Nationally, an estimated 1,200 to 1,400 children a year receive medical treatment after being shaken. An estimated 25 percent of these children die and 80 percent of survivors are left with some form of life-long brain injury. "A lot more children are shaken who are not hospitalized but may have mental retardation or learning disabilities later. This shows the need for, and potential benefits of, preventing shaking," Runyan added.
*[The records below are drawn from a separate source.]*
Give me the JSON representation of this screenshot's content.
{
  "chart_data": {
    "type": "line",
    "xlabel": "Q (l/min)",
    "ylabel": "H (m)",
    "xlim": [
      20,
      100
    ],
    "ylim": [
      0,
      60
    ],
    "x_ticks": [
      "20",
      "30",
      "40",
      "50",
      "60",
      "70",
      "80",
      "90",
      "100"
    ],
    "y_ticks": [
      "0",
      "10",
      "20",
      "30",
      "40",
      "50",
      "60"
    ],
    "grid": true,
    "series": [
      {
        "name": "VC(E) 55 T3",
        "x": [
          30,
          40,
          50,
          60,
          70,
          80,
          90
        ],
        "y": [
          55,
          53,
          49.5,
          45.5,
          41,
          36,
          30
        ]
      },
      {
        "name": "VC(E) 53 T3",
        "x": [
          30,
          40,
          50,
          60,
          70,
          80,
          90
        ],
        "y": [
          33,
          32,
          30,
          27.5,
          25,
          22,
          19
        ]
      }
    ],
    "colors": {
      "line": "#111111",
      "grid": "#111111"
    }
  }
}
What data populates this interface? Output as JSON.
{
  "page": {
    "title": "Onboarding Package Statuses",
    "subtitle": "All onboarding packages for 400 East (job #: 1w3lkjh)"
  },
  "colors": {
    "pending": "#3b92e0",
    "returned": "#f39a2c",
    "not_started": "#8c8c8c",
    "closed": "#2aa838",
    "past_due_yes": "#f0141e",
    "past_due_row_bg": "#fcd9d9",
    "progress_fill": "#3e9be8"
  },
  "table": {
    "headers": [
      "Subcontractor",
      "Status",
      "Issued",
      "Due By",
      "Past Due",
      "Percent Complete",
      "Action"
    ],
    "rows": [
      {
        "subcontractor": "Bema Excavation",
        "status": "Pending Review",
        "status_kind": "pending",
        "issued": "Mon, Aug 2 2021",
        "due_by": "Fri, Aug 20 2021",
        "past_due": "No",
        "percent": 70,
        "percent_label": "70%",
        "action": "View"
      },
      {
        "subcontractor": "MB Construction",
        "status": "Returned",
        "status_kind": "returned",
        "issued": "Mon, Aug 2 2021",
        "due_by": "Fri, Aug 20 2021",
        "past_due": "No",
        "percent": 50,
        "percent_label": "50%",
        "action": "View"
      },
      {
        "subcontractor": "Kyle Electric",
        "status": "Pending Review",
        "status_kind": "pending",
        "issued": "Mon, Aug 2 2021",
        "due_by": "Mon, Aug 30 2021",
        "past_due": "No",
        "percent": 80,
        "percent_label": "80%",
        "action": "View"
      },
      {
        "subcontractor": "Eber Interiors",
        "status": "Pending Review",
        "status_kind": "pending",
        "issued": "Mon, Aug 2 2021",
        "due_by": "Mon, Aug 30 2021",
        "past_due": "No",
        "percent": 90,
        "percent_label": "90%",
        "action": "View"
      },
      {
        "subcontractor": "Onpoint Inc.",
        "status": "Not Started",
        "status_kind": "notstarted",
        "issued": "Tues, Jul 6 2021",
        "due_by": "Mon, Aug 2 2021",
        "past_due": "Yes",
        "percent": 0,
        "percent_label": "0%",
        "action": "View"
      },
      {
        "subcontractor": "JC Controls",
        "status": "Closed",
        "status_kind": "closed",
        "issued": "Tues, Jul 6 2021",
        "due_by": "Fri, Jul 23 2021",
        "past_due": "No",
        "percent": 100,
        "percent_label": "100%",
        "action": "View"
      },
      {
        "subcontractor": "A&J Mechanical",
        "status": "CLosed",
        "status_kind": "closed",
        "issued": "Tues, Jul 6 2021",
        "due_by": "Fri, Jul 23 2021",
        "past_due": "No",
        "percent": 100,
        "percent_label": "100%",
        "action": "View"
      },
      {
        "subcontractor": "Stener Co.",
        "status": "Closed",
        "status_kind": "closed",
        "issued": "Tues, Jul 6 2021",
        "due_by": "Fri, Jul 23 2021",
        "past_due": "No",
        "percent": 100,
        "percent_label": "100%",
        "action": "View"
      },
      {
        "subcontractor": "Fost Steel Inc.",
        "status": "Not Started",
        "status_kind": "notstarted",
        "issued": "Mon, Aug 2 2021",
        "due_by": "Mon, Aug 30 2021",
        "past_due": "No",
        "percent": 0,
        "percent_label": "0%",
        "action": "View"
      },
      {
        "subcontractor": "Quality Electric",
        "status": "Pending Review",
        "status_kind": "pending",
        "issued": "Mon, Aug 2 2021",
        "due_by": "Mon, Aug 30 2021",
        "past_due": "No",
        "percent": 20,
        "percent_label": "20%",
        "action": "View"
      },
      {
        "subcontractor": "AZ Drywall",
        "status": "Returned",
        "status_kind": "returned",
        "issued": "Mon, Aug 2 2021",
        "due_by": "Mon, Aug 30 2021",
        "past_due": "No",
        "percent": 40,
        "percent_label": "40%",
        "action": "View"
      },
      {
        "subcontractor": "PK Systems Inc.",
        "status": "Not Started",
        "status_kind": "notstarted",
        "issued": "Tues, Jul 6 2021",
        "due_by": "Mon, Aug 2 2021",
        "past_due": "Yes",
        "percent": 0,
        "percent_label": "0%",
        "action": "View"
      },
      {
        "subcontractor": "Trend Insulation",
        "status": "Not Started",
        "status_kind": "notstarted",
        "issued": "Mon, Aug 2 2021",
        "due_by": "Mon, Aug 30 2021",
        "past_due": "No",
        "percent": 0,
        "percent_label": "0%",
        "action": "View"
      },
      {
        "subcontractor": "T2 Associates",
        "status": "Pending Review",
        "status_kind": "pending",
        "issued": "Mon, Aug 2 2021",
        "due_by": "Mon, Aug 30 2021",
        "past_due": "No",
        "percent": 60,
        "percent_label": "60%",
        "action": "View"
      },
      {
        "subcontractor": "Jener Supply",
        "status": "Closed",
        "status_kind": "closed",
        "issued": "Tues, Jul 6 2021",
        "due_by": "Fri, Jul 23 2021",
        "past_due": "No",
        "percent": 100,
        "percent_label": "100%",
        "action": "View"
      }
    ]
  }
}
The intervention being used is The Period of PURPLE Crying®, which was developed by Dr. Ron Barr, a professor of community child health research and a developmental pediatrician at the University of British Columbia, and Marilyn Barr, founder and executive director of the National Center on Shaken Baby Syndrome. Barr and Marilyn Barr are collaborating with the North Carolina project.

Barr created the concept of The Period of PURPLE Crying® to help describe the characteristics of crying in healthy infants. PURPLE describes normal infant crying, it peaks at 2 months of age and ends at 4 or 5 months and often earlier. It is unexpected, resists soothing, the child appears to be in pain, it is long (lasting two to five hours) and occurs more in the evening. The word "period" lets parents know that this experience of increased, frustrating crying is temporary and eventually does come to an end.

The program includes hospital and health care provider-based parent education, a 10-minute video and an 11-page booklet that parents can share with other caregivers of their baby, such as family members and babysitters. The program educates parents and caregivers about the hazards of shaking and gives them alternatives to use when they feel they- need a respite from a crying baby. For example, they can hand off the baby to another caregiver or go to another room while leaving the baby in its crib with the rails up for periods of no longer than 15 minutes.

Keeping Babies Safe in North Carolina has received about $7 million from the Centers for Disease Control and Prevention, the Doris Duke Charitable Foundation and the Duke Endowment and is led by a broad coalition of stakeholders from the National Center for Shaken Baby Syndrome, University of British Columbia and state and county agencies, service providers and non-profit organizations.